Uncertainty has always plagued the global economy, from the Great Depression through to the 2016 Brexit referendum. In the weeks leading up to Brexit “decision day”, the stock market volatility index for the FTSE 100 rose 33 percent — and fell by 22 percent — in the space of a few weeks.
Although the stock market can be an indicator of overall performance, the real effects of uncertainty are shown in consumption and business outlook. When firms are unable to predict the outcome of a national decision — an election, say, or a referendum — they are risk-averse. They pull back on investment and slow down on growth.
Consumers react in a similar way. The empty supermarket aisles seen at the outset of the pandemic shows how unpredictable consumers can be when faced with uncertainty. They fill shopping baskets and clear shelves of certain items, but they hold back on expensive purchases.

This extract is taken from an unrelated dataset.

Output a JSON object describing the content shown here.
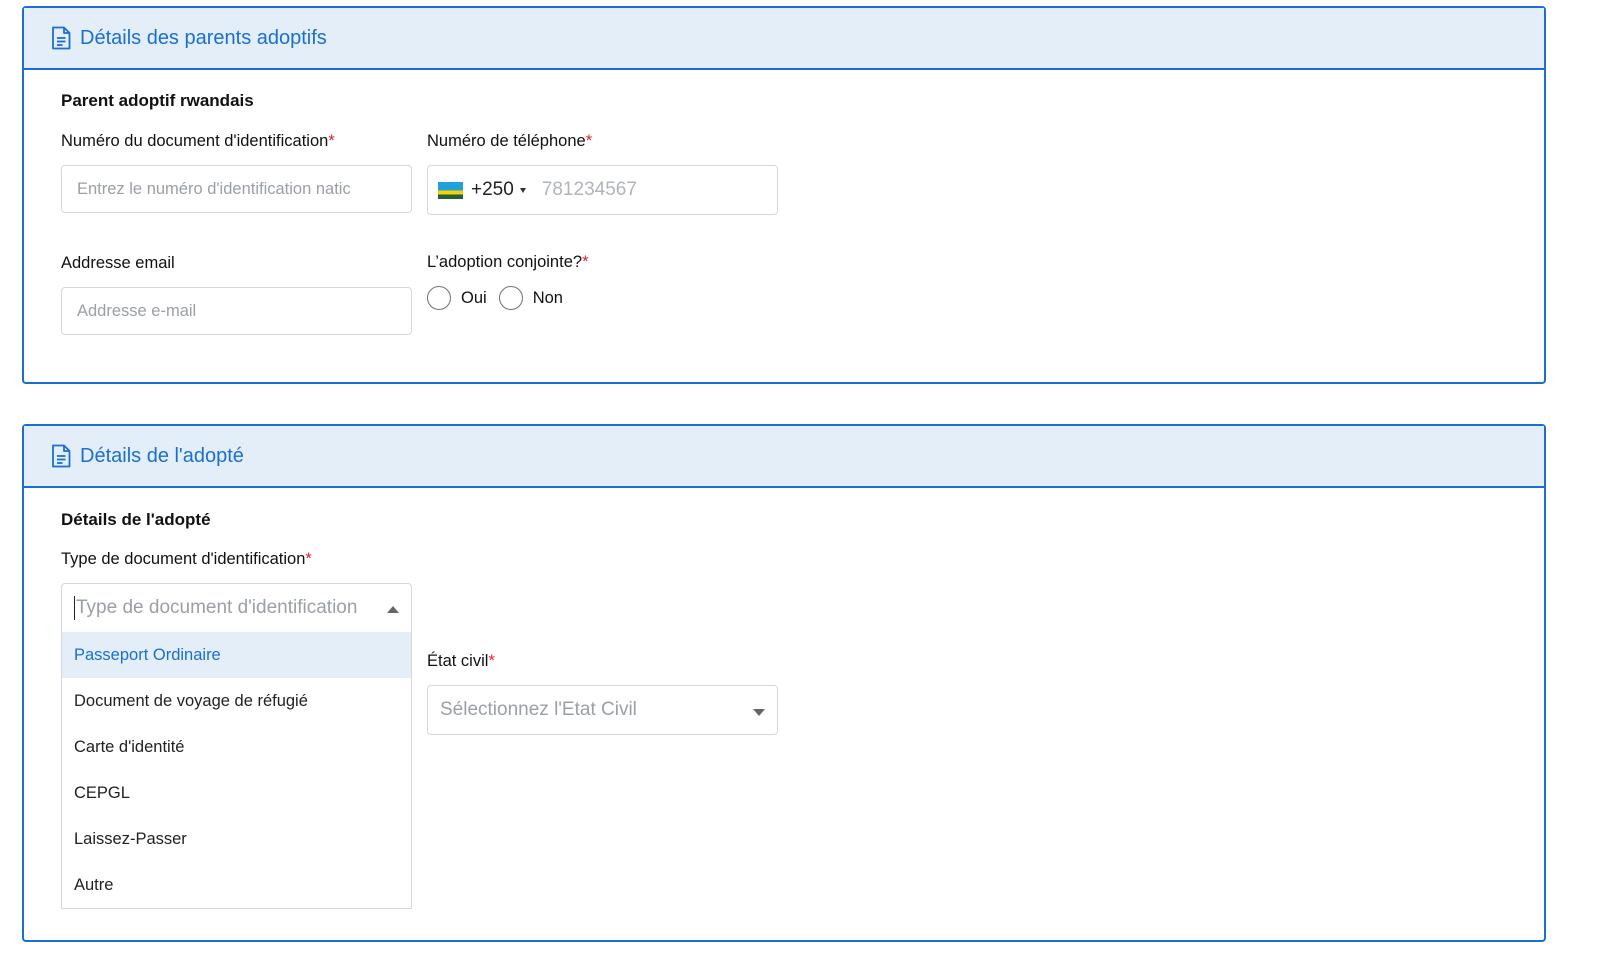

When coronavirus first struck, the stock market wobbled. The crash began in late February of 2020, and throughout the month of March brokers experienced drops as high as 12 percent. Days of especially large falls spawned nicknames such as Black Monday (at 7.8 percent), Black Thursday (10 percent) and the sequel no one wanted, Black Monday II — the aforementioned 12 percent fall.
The Omicron variant could have a similar effect. If it is an aggressive strain — a possibility, according to WHO scientists — understanding the impact of previous variants will help us to better prepare for any economic fallout.
Delta is considered by many health officials to be one of the most aggressive variants, striking in India before cases were recorded in the UK or the US. When the news of Delta first broke, the stock market reacted poorly considering the steps to economic recovery that were in place. At close, the Dow Jones and the S&P 500 were down for several consecutive days in July.
The economy could react to the emergence of Omicron in a similar way. Although lockdowns have been largely avoided thus far, the very possibility means that many sectors and industries will face difficulties.
One emerging market that swiftly reacts to human impulse is that of cryptocurrency. The relatively recent phenomenon has taken the trading world, especially the younger crowd, by storm. The quick buy-and-sell nature of crypto makes it vulnerable to the whims of the masses. When people get spooked, they sell; when billionaires Tweet, they buy.
When the news of Omicron first emerged, Bitcoin — still the leading token — saw its floor implode from a steady $57,000 to $43,000. This caused a period of mass selling — with nearly every cryptocurrency experiencing a drop in value. From Ethereum to Doge, values fell — as did the value of many wallets.
The global economy is still reeling from the first wave of the pandemic. With supply suffering in every sector and industry, and inflation on the rise, it is no wonder that investors are concerned about global economic output.
Apparently anticipating the worst, the Organisation for Economic Co-operation and Development has said that — should Omicron prove to be deadly — we should expect governments to begin rolling-out support for businesses. We should also expect demand to fall, as it did at the beginning of the pandemic.
For investors, the combination of uncertainty and pessimism could plague financial markets. Decisions on buying, selling, or holding are tricky when an unpredictable factor is introduced. How those investors react in coming months will decide how we remember the Omicron variant further down the track.